Anita Sharma, its detention outreach manager, said: “They have often undertaken really perilous journeys to arrive in Europe and then come here. The reason that young men come is because families sometimes decide at home who should come, who is mostly likely to survive. They make choices about who they can safely send and if women come, they have often been in terrible circumstances, at risk of abuse.”
The government has continued, in the face of opposition from other political parties and the public, to tighten rules regarding asylum. In September, the previous home secretary, Yvette Cooper, temporarily barred those granted asylum from bringing family members to the UK.
And now dozens of refugee charities and homelessness organisations have written to Mahmood and Steve Reed, the housing secretary, urging them to cancel the reduction of time — from 56 to 28 days — after which they must move out of government-provided accommodation if allowed to remain.
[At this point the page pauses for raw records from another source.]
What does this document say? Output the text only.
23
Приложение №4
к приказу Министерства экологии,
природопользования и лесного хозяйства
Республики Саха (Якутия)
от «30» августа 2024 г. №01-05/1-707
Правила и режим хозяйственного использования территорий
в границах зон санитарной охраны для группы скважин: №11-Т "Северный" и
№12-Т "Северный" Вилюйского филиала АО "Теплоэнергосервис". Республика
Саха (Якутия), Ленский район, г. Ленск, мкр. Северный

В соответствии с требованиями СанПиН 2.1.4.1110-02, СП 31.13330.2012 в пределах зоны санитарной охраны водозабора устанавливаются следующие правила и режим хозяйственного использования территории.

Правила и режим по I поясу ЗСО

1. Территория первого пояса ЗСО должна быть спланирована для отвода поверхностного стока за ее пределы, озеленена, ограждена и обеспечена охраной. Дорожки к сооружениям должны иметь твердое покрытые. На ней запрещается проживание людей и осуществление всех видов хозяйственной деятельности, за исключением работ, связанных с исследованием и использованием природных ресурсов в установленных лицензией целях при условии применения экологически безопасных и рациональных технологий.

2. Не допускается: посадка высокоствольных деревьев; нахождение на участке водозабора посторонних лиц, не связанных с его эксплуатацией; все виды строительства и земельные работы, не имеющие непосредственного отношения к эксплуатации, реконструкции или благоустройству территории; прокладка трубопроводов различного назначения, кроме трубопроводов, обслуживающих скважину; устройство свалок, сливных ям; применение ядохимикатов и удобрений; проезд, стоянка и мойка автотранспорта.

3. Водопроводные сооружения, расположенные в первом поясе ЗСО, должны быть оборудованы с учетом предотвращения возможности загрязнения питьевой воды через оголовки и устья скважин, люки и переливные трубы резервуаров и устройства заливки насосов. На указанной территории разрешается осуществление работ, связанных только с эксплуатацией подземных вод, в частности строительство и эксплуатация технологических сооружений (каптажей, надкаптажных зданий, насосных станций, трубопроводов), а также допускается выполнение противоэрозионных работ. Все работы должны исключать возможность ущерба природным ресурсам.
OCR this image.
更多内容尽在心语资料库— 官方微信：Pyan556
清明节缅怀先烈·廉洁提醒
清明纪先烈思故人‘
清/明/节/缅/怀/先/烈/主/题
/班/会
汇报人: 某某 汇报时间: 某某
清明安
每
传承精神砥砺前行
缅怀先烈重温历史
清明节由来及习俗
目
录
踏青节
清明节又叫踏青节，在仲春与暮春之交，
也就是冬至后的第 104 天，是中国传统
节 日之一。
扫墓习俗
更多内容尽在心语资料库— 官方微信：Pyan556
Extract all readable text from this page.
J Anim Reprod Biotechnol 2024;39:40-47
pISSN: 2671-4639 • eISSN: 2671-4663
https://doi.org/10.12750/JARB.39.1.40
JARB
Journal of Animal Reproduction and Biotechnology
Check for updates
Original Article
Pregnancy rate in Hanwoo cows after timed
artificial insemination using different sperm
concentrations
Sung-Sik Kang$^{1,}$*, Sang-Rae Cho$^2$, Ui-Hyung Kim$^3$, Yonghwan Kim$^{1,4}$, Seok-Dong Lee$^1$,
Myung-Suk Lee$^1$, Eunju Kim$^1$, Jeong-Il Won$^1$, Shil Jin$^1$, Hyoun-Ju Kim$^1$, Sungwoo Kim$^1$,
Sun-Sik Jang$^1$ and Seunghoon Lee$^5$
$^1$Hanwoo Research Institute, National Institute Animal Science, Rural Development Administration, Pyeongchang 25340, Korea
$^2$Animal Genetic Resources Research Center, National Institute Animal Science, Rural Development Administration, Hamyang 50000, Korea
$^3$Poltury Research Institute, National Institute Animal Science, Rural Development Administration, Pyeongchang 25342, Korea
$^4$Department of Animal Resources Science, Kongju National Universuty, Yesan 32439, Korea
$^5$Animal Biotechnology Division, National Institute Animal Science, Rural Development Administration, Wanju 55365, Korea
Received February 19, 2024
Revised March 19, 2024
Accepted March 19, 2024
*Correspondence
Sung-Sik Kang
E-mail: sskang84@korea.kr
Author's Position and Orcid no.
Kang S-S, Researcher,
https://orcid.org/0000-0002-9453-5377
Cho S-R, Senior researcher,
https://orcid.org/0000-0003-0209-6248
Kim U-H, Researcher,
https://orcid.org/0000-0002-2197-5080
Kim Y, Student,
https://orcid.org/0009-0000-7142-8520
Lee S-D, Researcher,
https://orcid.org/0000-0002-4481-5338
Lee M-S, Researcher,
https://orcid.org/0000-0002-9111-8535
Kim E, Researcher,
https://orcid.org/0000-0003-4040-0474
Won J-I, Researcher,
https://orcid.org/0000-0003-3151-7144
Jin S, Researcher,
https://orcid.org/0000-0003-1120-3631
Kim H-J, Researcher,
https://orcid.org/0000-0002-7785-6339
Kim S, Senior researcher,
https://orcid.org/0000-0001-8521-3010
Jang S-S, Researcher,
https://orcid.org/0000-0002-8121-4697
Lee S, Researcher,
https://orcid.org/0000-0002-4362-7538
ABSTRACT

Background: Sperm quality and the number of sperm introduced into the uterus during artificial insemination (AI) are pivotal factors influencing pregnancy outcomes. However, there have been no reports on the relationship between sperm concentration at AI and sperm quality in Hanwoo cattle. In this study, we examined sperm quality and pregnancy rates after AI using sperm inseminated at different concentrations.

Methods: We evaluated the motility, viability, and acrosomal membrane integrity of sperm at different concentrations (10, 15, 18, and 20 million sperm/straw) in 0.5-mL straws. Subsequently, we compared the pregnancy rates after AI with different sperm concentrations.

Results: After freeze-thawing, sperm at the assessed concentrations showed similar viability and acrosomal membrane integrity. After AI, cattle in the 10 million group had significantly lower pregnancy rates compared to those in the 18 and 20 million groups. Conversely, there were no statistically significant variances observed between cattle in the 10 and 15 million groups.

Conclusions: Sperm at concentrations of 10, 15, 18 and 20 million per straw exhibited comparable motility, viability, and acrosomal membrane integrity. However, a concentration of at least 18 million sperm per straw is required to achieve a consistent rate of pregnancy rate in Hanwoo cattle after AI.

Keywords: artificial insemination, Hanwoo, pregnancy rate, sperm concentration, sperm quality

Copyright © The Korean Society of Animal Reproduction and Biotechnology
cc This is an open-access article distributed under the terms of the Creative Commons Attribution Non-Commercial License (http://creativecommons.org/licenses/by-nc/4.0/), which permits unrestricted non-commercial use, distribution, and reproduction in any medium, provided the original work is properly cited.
They say that it is not enough time to find a job, sort out benefits and find somewhere to live, leaving people vulnerable to ending up on the street.
“Twenty-eight days is very short for anyone, let alone a refugee,” Mr Tarnoky said. “It does not give them enough time to help them get on their feet.”
JRS workers have also found that people in detention centres, who have no idea how long they might be kept in detention, often suffer mental breakdowns and self-harm. Some even attempting suicide.
Even those housed in hotels — the object of big protests over the summer — are not free to move around and are living in very restricted conditions, the JRS points out.
Dr Cartwright said: “The fact they are in these hotels is because the government is not efficiently processing asylum claims. They have created a backlog.”
As well as its legal work, the JRS provides pastoral and practical work, including offers of accommodation through its volunteers’ hosting scheme, a house for male refugees and one for women, and food, clothing, toiletries and other essentials through its refugee centre in east London, as well as hardship grants.
“Our desire to help is driven by the huge need there is for help for refugees but it is also a Gospel imperative,” Dr Ryall said. “It is about witness and commitment.”
And with refugees now facing increasingly hostile rhetoric and being made scapegoats for social problems both by the public and politicians, the JRS is now looking to expand its work to help refugees engage with other people in society through joint projects such as litter-picking and celebratory meals for events such as the Coronation and VE Day.
“This work of encounter is now essential,” Dr Ryall added.